En matière de rechute, la victime ne profite plus de la présomption d’imputabilité de l’article L.411-1 du code de la sécurité sociale ; il lui appartient donc d’apporter la preuve que l’aggravation ou l’apparition de la lésion a un lien de causalité direct et exclusif avec l’accident du travail, sans intervention d’une cause extérieure. En conséquence, il n’y a pas de rechute dès lors qu’il n’existe pas de relation directe et unique entre les manifestations douloureuses et le traumatisme initial (Cass. soc., 12 juill. 1990, no 88-17.743).
En l’espèce, aucune des parties ne produit le certificat médical de rechute du 19 juin 2017 mais les parties s’accordent à dire qu’il vise des « douleurs dorsolombaires+sciatalgie droite hyperalgique ».
Pour établir le lien de causalité entre cette lésion et l’accident du travail initial, M. [Y] ne produit aucune pièce et fait uniquement valoir son ressenti de douleurs similaires au lumbago déclenché par l’accident du travail du 17 octobre 1995.

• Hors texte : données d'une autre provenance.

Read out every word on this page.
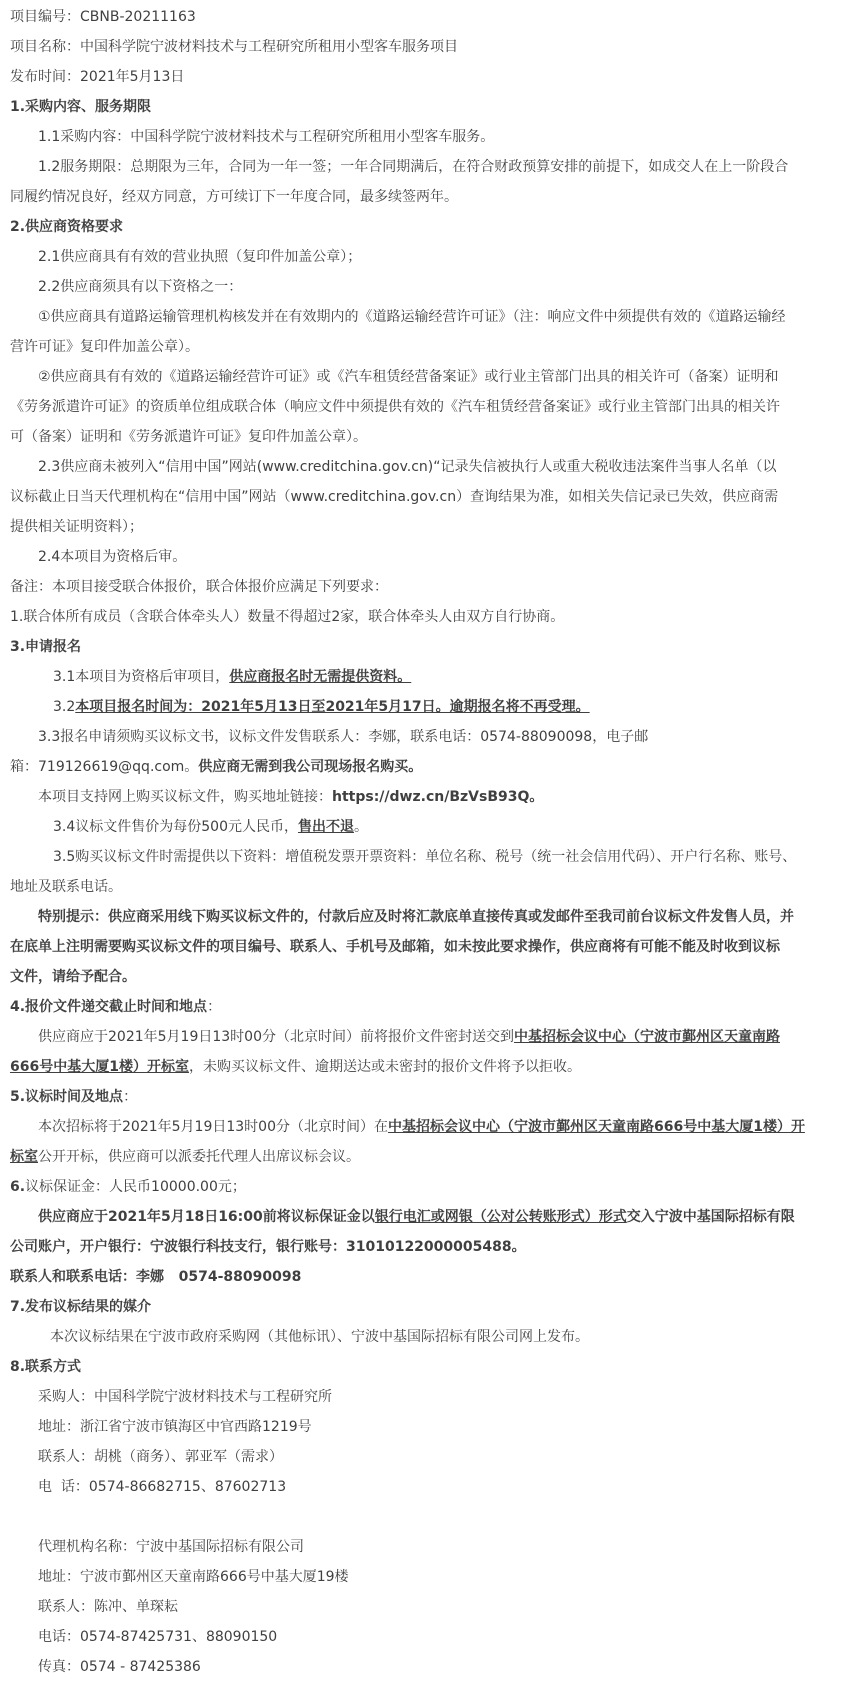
项目编号：CBNB-20211163

项目名称：中国科学院宁波材料技术与工程研究所租用小型客车服务项目

发布时间：2021年5月13日

1.采购内容、服务期限

1.1采购内容：中国科学院宁波材料技术与工程研究所租用小型客车服务。

1.2服务期限：总期限为三年，合同为一年一签；一年合同期满后，在符合财政预算安排的前提下，如成交人在上一阶段合

同履约情况良好，经双方同意，方可续订下一年度合同，最多续签两年。

2.供应商资格要求

2.1供应商具有有效的营业执照（复印件加盖公章）；

2.2供应商须具有以下资格之一：

①供应商具有道路运输管理机构核发并在有效期内的《道路运输经营许可证》（注：响应文件中须提供有效的《道路运输经

营许可证》复印件加盖公章）。

②供应商具有有效的《道路运输经营许可证》或《汽车租赁经营备案证》或行业主管部门出具的相关许可（备案）证明和

《劳务派遣许可证》的资质单位组成联合体（响应文件中须提供有效的《汽车租赁经营备案证》或行业主管部门出具的相关许

可（备案）证明和《劳务派遣许可证》复印件加盖公章）。

2.3供应商未被列入“信用中国”网站(www.creditchina.gov.cn)“记录失信被执行人或重大税收违法案件当事人名单（以

议标截止日当天代理机构在“信用中国”网站（www.creditchina.gov.cn）查询结果为准，如相关失信记录已失效，供应商需

提供相关证明资料）；

2.4本项目为资格后审。

备注：本项目接受联合体报价，联合体报价应满足下列要求：

1.联合体所有成员（含联合体牵头人）数量不得超过2家，联合体牵头人由双方自行协商。

3.申请报名

3.1本项目为资格后审项目，供应商报名时无需提供资料。

3.2本项目报名时间为：2021年5月13日至2021年5月17日。逾期报名将不再受理。

3.3报名申请须购买议标文书，议标文件发售联系人：李娜，联系电话：0574-88090098，电子邮

箱：719126619@qq.com。供应商无需到我公司现场报名购买。

本项目支持网上购买议标文件，购买地址链接：https://dwz.cn/BzVsB93Q。

3.4议标文件售价为每份500元人民币，售出不退。

3.5购买议标文件时需提供以下资料：增值税发票开票资料：单位名称、税号（统一社会信用代码）、开户行名称、账号、

地址及联系电话。

特别提示：供应商采用线下购买议标文件的，付款后应及时将汇款底单直接传真或发邮件至我司前台议标文件发售人员，并

在底单上注明需要购买议标文件的项目编号、联系人、手机号及邮箱，如未按此要求操作，供应商将有可能不能及时收到议标

文件，请给予配合。

4.报价文件递交截止时间和地点：

供应商应于2021年5月19日13时00分（北京时间）前将报价文件密封送交到中基招标会议中心（宁波市鄞州区天童南路

666号中基大厦1楼）开标室，未购买议标文件、逾期送达或未密封的报价文件将予以拒收。

5.议标时间及地点：

本次招标将于2021年5月19日13时00分（北京时间）在中基招标会议中心（宁波市鄞州区天童南路666号中基大厦1楼）开

标室公开开标，供应商可以派委托代理人出席议标会议。

6.议标保证金：人民币10000.00元；

供应商应于2021年5月18日16:00前将议标保证金以银行电汇或网银（公对公转账形式）形式交入宁波中基国际招标有限

公司账户，开户银行：宁波银行科技支行，银行账号：31010122000005488。

联系人和联系电话：李娜   0574-88090098

7.发布议标结果的媒介

本次议标结果在宁波市政府采购网（其他标讯）、宁波中基国际招标有限公司网上发布。

8.联系方式

采购人：中国科学院宁波材料技术与工程研究所

地址：浙江省宁波市镇海区中官西路1219号

联系人：胡桃（商务）、郭亚军（需求）

电  话：0574-86682715、87602713

代理机构名称：宁波中基国际招标有限公司

地址：宁波市鄞州区天童南路666号中基大厦19楼

联系人：陈冲、单琛耘

电话：0574-87425731、88090150

传真：0574 - 87425386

L’expert désigné dans le cadre de la contestation médicale devant la caisse, le docteur [W] [S], exclut tout lien de causalité entre la lésion déclarée au titre de la rechute et l’accident du travail initial. Il estime que la lésion déclarée est en rapport avec l’état antérieur de l’intéressé, à savoir une hernie L5 S1.
M. [Y] ne produit aucun élément pour remettre en cause cette analyse médicale, claire et précise.

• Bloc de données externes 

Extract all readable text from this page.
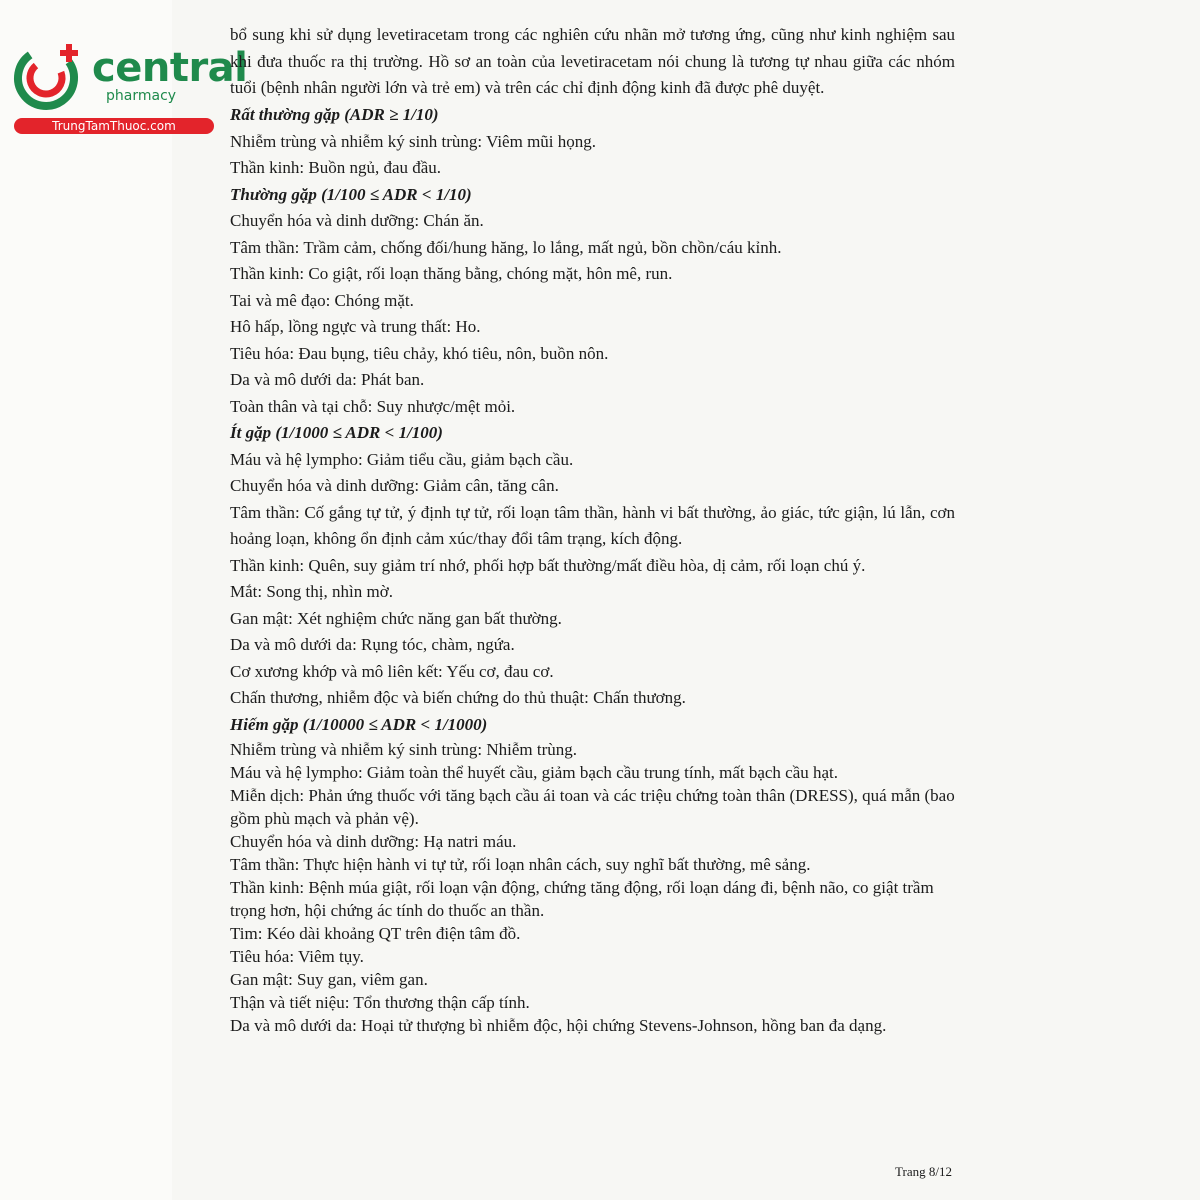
central
pharmacy
TrungTamThuoc.com

bổ sung khi sử dụng levetiracetam trong các nghiên cứu nhãn mở tương ứng, cũng như kinh nghiệm sau khi đưa thuốc ra thị trường. Hồ sơ an toàn của levetiracetam nói chung là tương tự nhau giữa các nhóm tuổi (bệnh nhân người lớn và trẻ em) và trên các chỉ định động kinh đã được phê duyệt.

Rất thường gặp (ADR ≥ 1/10)

Nhiễm trùng và nhiễm ký sinh trùng: Viêm mũi họng.

Thần kinh: Buồn ngủ, đau đầu.

Thường gặp (1/100 ≤ ADR < 1/10)

Chuyển hóa và dinh dưỡng: Chán ăn.

Tâm thần: Trầm cảm, chống đối/hung hăng, lo lắng, mất ngủ, bồn chồn/cáu kỉnh.

Thần kinh: Co giật, rối loạn thăng bằng, chóng mặt, hôn mê, run.

Tai và mê đạo: Chóng mặt.

Hô hấp, lồng ngực và trung thất: Ho.

Tiêu hóa: Đau bụng, tiêu chảy, khó tiêu, nôn, buồn nôn.

Da và mô dưới da: Phát ban.

Toàn thân và tại chỗ: Suy nhược/mệt mỏi.

Ít gặp (1/1000 ≤ ADR < 1/100)

Máu và hệ lympho: Giảm tiểu cầu, giảm bạch cầu.

Chuyển hóa và dinh dưỡng: Giảm cân, tăng cân.

Tâm thần: Cố gắng tự tử, ý định tự tử, rối loạn tâm thần, hành vi bất thường, ảo giác, tức giận, lú lẫn, cơn hoảng loạn, không ổn định cảm xúc/thay đổi tâm trạng, kích động.

Thần kinh: Quên, suy giảm trí nhớ, phối hợp bất thường/mất điều hòa, dị cảm, rối loạn chú ý.

Mắt: Song thị, nhìn mờ.

Gan mật: Xét nghiệm chức năng gan bất thường.

Da và mô dưới da: Rụng tóc, chàm, ngứa.

Cơ xương khớp và mô liên kết: Yếu cơ, đau cơ.

Chấn thương, nhiễm độc và biến chứng do thủ thuật: Chấn thương.

Hiếm gặp (1/10000 ≤ ADR < 1/1000)

Nhiễm trùng và nhiễm ký sinh trùng: Nhiễm trùng.

Máu và hệ lympho: Giảm toàn thể huyết cầu, giảm bạch cầu trung tính, mất bạch cầu hạt.

Miễn dịch: Phản ứng thuốc với tăng bạch cầu ái toan và các triệu chứng toàn thân (DRESS), quá mẫn (bao gồm phù mạch và phản vệ).

Chuyển hóa và dinh dưỡng: Hạ natri máu.

Tâm thần: Thực hiện hành vi tự tử, rối loạn nhân cách, suy nghĩ bất thường, mê sảng.

Thần kinh: Bệnh múa giật, rối loạn vận động, chứng tăng động, rối loạn dáng đi, bệnh não, co giật trầm trọng hơn, hội chứng ác tính do thuốc an thần.

Tim: Kéo dài khoảng QT trên điện tâm đồ.

Tiêu hóa: Viêm tụy.

Gan mật: Suy gan, viêm gan.

Thận và tiết niệu: Tổn thương thận cấp tính.

Da và mô dưới da: Hoại tử thượng bì nhiễm độc, hội chứng Stevens-Johnson, hồng ban đa dạng.

Trang 8/12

En conséquence, la demande de prise en charge de la rechute sera écartée.
Sur la demande d’expertise :
L’article L.141-2 du code de la sécurité sociale, dans sa version applicable au litige, dispose:
Quand l’avis technique de l’expert ou du comité prévu pour certaines catégories de cas a été pris dans les conditions fixées par le décret en Conseil d’Etat auquel il est renvoyé à l’article L. 141-1, il s’impose à l’intéressé comme à la caisse. Au vu de l’avis technique, le juge peut, sur demande d’une partie, ordonner une nouvelle expertise.
En l’espèce, le rapport du docteur [W] [S] est clair et précis. L’appelant ne produit aucune pièce de nature à remettre en cause ces conclusions. Il n’y a donc pas lieu d’envisager une seconde mesure d’instruction.
La demande sur ce point sera donc rejetée.
Sur les demandes accessoires :
M. [Y], succombant à l’instance, sera tenu aux dépens d’appel.
PAR CES MOTIFS :
LA COUR,
DÉCLARE recevable l’appel formé par M. [L] [Y],
CONFIRME, en toutes ses dispositions, le jugement rendu le 12 novembre 2019 par le tribunal de grande instance de Paris,
Y AJOUTANT,
DÉBOUTE M. [L] [Y] de sa demande d’expertise,
CONDAMNE M. [L] [Y] aux dépens d’appel, qui seront recouvrés conformément à la loi relative à l’aide juridictionnelle.